Quo vadis – Australian foreign policy and ANZUS.
Summary. We have a unique moment to do something Australia has never done – make a rational distinction between our national interests and our enduring regard for the US.
When Penny Wong came out of the shadow Foreign Affairs closet and declared that as a result of the Trump election Australia is at a ‘change point’, the pent-up sigh of relief from many Australians was almost audible. Together with Paul Keating’s call for us to ‘cut the tag’ and Bill Shorten’s cautious endorsement, it seemed that we might at last be about (in Wong’s words) to ‘define an independent foreign policy’, even while that would be ‘within an alliance framework’.
The need for it is as old as Federation itself. Australia is so habituated to getting our foreign and defence policies first from London and then Washington that we have not developed the skills of identifying and promoting our own interests as other middle powers do. Our Asian neighbours know how to achieve their aims without fighting, and none of them gets dragged into – or volunteers for – their allies’ expeditionary wars as Australia has repeatedly done. If we don’t put and end to this habit, we will dig ourselves deeper into the Middle East hole we are in, and could find ourselves in new ones such as Iran or the South China Sea. And for what? To ensure that when we need it, the United States will defend us.
Any Australian who has paid attention knows that the United States is no more obliged to defend us than we are to fight for them. The ANZUS treaty of 1952 has been made by recent Australian governments into a guarantee and commitment which it is not. Successive American leaders have repeated that the United States only goes to war in its own interests: ‘your freedom is yours to defend’, as the Bush administration’s Richard Armitage made clear. So in spite of amazing events in Washington, nothing has really changed for Australia with the prospective incumbency of Donald and the Trumpettes.

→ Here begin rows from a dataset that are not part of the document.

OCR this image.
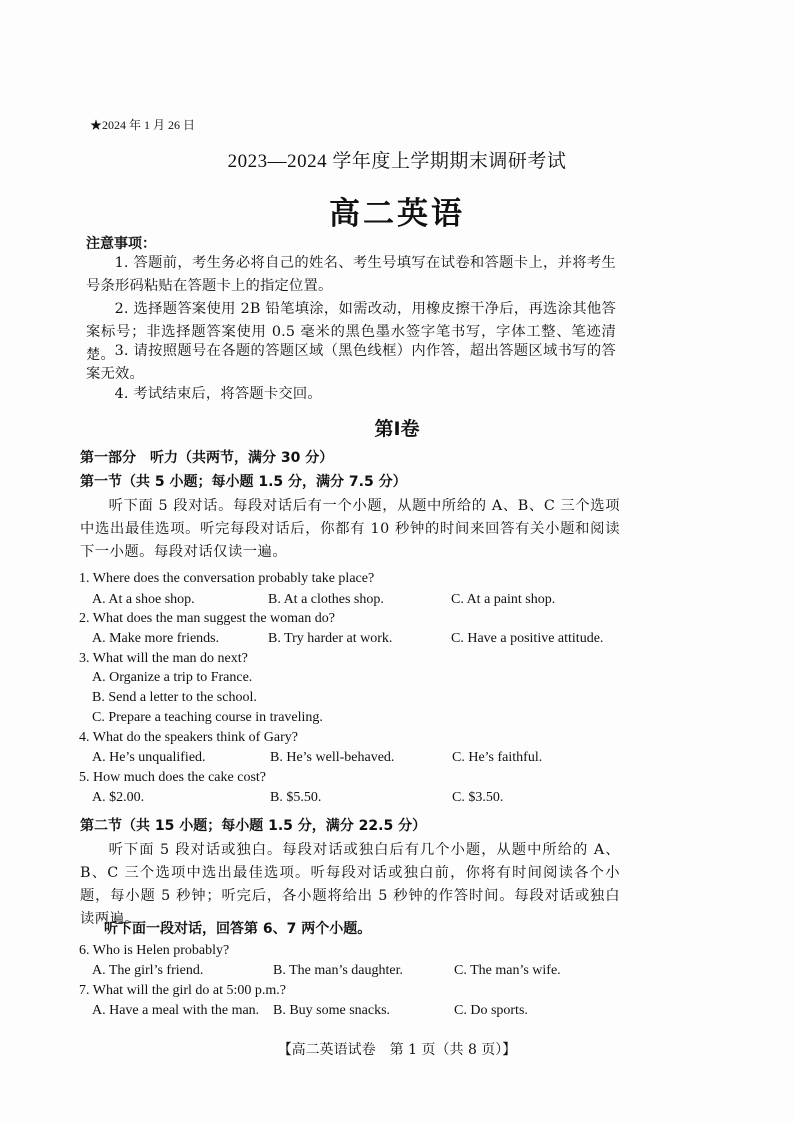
★2024 年 1 月 26 日
2023—2024 学年度上学期期末调研考试
高二英语
注意事项：
1. 答题前，考生务必将自己的姓名、考生号填写在试卷和答题卡上，并将考生号条形码粘贴在答题卡上的指定位置。
2. 选择题答案使用 2B 铅笔填涂，如需改动，用橡皮擦干净后，再选涂其他答案标号；非选择题答案使用 0.5 毫米的黑色墨水签字笔书写，字体工整、笔迹清楚。 3. 请按照题号在各题的答题区域（黑色线框）内作答，超出答题区域书写的答案无效。
4. 考试结束后，将答题卡交回。
第Ⅰ卷
第一部分　听力（共两节，满分 30 分）
第一节（共 5 小题；每小题 1.5 分，满分 7.5 分）
听下面 5 段对话。每段对话后有一个小题，从题中所给的 A、B、C 三个选项中选出最佳选项。听完每段对话后，你都有 10 秒钟的时间来回答有关小题和阅读下一小题。每段对话仅读一遍。
1. Where does the conversation probably take place?
A. At a shoe shop.	B. At a clothes shop.	C. At a paint shop.
2. What does the man suggest the woman do?
A. Make more friends.	B. Try harder at work.	C. Have a positive attitude.
3. What will the man do next?
A. Organize a trip to France.
B. Send a letter to the school.
C. Prepare a teaching course in traveling.
4. What do the speakers think of Gary?
A. He’s unqualified.	B. He’s well-behaved.	C. He’s faithful.
5. How much does the cake cost?
A. $2.00.	B. $5.50.	C. $3.50.
第二节（共 15 小题；每小题 1.5 分，满分 22.5 分）
听下面 5 段对话或独白。每段对话或独白后有几个小题，从题中所给的 A、B、C 三个选项中选出最佳选项。听每段对话或独白前，你将有时间阅读各个小题，每小题 5 秒钟；听完后，各小题将给出 5 秒钟的作答时间。每段对话或独白读两遍。
听下面一段对话，回答第 6、7 两个小题。
6. Who is Helen probably?
A. The girl’s friend.	B. The man’s daughter.	C. The man’s wife.
7. What will the girl do at 5:00 p.m.?
A. Have a meal with the man. B. Buy some snacks.	C. Do sports.
【高二英语试卷　第 1 页（共 8 页）】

Those who voted for him will have to cope with the domestic consequences, and the world will have to tackle him on climate change. But President Trump may achieve detente with Russia, which is no bad thing, and if the Trans Pacific Partnership wasn’t good enough for the Americans, it could well have been worse for Australia. If he demands that Japan and South Korea pay more for the dubious benefits of US bases on their territory than they already do, might they change their minds about needing them? If he discovers the US has bases in Australia too, might he tear up the recently-haggled agreement about who pays for what in Darwin and want us to pay for everything? In which case, might the Coalition reject Julia Gillard’s creation as overpriced? Might an Australian government, at last, instead of continuing to offer a military platform to a hegemony in decline, look to our future interests by building better relations in our region?
We have a unique moment to do something Australia has never done: make a rational distinction between our national interests and our enduring regard for the United States. Of course, this seems unthinkable to people whose working lives have been devoted to ‘keeping the US involved’ in our region – that is, defending Australia. The Lowy Institute’s Michael Fullilove wasted no time in reciting the mantra about the benefits Australia gets from the alliance – access in Washington, military equipment, intelligence. Penny Wong herself seemed to have second thoughts when she told the Australian Institute of International Affairs on 21 November that the ALP wasn’t interested in giving Parliament a say in decisions for war (as Westminster now has), Maybe pressure is already being applied to keep us in line. But if we let Wong’s ‘change point’ slip, we won’t see another like it for a long time.
Dr Alison Broinowski is Vice-President of Australians for War Powers Reform and Vice President of Honest History.